Well, we sent the tractor ahead to the county line. I knew the Austin County Sheriff's department wasn't going to give us any grief. I had informed them of the situation at my member's request, and they knew what we were doing. I should have done the same in Washington County, but I figured we would be there such a short time, it wouldn't matter. WRONG. I'll know better if there is a next time.
I called my church member and informed him we did not receive a ticket and that he sent the tractor ahead. The response cracked me up. That's all I'll say at this point other than that the Sheriff's deputy decided we needed an escort to the county line. We accepted it, and were only too happy to get into Austin County.
It was during this escort time, that we received an unexpected pick-me-up. Pastor Kerry Nelson, who works in the Synod Office rode up on his Harley Davidson. He offered words of encouragement as we traveled. It was a great spark in the midst of dealing with the turmoil with the sheriff's deputy. I think it gave us the energy we needed to make our next rest area.
After what seemed like days, we arrived at Salem Lutheran Church at Welcome. Our Men in Mission had a rest stop waiting for us there. There were beautiful shade trees and cool facilities to rest in. I could tell that no one was in a hurry to get moving again, yet, we needed to press on. I had let the group know we would be stopping in a very short while at the Welcome Country Store. It's a unique little joint not five minutes up the road while driving. In our condition, it would take us a 1/2 hour. It almost took more.
In fact, we started to get strung out as we walked to the store. I even received a request to slow down, but the store was only a little bit ahead. I knew they would be refreshed by their stop there, little did I know just how much. The full story will appear in another post to appear shortly.
We made it to the Welcome Store. We sat. We drank sodas. We talked with the locals. Our spirits were renewed once again, and we prepared to tackle the final leg of day 2. It was a good thing our spirits had been renewed because we still had to face "The Hill."

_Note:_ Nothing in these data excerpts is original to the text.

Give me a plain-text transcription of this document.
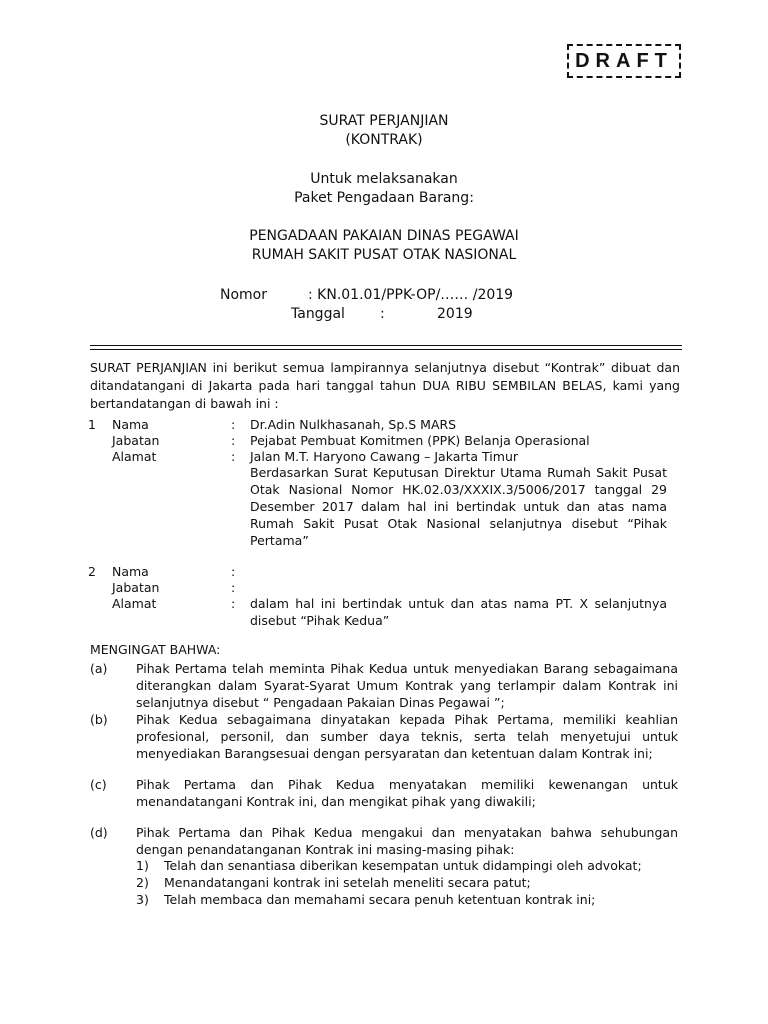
DRAFT
SURAT PERJANJIAN
(KONTRAK)
Untuk melaksanakan
Paket Pengadaan Barang:
PENGADAAN PAKAIAN DINAS PEGAWAI
RUMAH SAKIT PUSAT OTAK NASIONAL
Nomor	: KN.01.01/PPK-OP/…… /2019
Tanggal	:	2019
SURAT PERJANJIAN ini berikut semua lampirannya selanjutnya disebut “Kontrak” dibuat dan ditandatangani di Jakarta pada hari tanggal tahun DUA RIBU SEMBILAN BELAS, kami yang bertandatangan di bawah ini :
1 Nama	: Dr.Adin Nulkhasanah, Sp.S MARS
Jabatan	: Pejabat Pembuat Komitmen (PPK) Belanja Operasional
Alamat	: Jalan M.T. Haryono Cawang – Jakarta Timur
Berdasarkan Surat Keputusan Direktur Utama Rumah Sakit Pusat Otak Nasional Nomor HK.02.03/XXXIX.3/5006/2017 tanggal 29 Desember 2017 dalam hal ini bertindak untuk dan atas nama Rumah Sakit Pusat Otak Nasional selanjutnya disebut “Pihak Pertama”
2 Nama	:
Jabatan	:
Alamat	: dalam hal ini bertindak untuk dan atas nama PT. X selanjutnya disebut “Pihak Kedua”
MENGINGAT BAHWA:
(a) Pihak Pertama telah meminta Pihak Kedua untuk menyediakan Barang sebagaimana diterangkan dalam Syarat-Syarat Umum Kontrak yang terlampir dalam Kontrak ini selanjutnya disebut “ Pengadaan Pakaian Dinas Pegawai ”;
(b) Pihak Kedua sebagaimana dinyatakan kepada Pihak Pertama, memiliki keahlian profesional, personil, dan sumber daya teknis, serta telah menyetujui untuk menyediakan Barangsesuai dengan persyaratan dan ketentuan dalam Kontrak ini;
(c) Pihak Pertama dan Pihak Kedua menyatakan memiliki kewenangan untuk menandatangani Kontrak ini, dan mengikat pihak yang diwakili;
(d) Pihak Pertama dan Pihak Kedua mengakui dan menyatakan bahwa sehubungan dengan penandatanganan Kontrak ini masing-masing pihak:
1) Telah dan senantiasa diberikan kesempatan untuk didampingi oleh advokat;
2) Menandatangani kontrak ini setelah meneliti secara patut;
3) Telah membaca dan memahami secara penuh ketentuan kontrak ini;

This area of Texas is full of rolling hills. It makes for some gorgeous countryside, and as far as things are concerned, The Hill is not gigantic. It probably only raises 100 feet in elevation. But those 100 feet are steep, and we would be tackling it toward the end of nearly 20 miles. We stopped on the side of the road for a breather about a mile from the hill. I let everyone know what to expect. Most of the ladies had trained in Houston and Katy. The land is flat down there. 2X4 flat. I had trained on hills. Another lady from my church runs bleachers. I wasn't worried about us. I was concerned about them, but we had it to do.
I guess I shouldn't have worried too much. The ladies made it up the hill. One even dared to run up the darn thing. I'm too old to try such a foolish thing. :-)
A few blocks into town, we made our final stop: Industry United Methodist Church. The Methodists gladly helped out this Lutheran bunch, and they made some of the best chicken spaghetti and home made peach cobbler I think I've had. Their hospitality was tremendous at the end of a hard day.
The most trying day was over. Day three would be the end of the journey.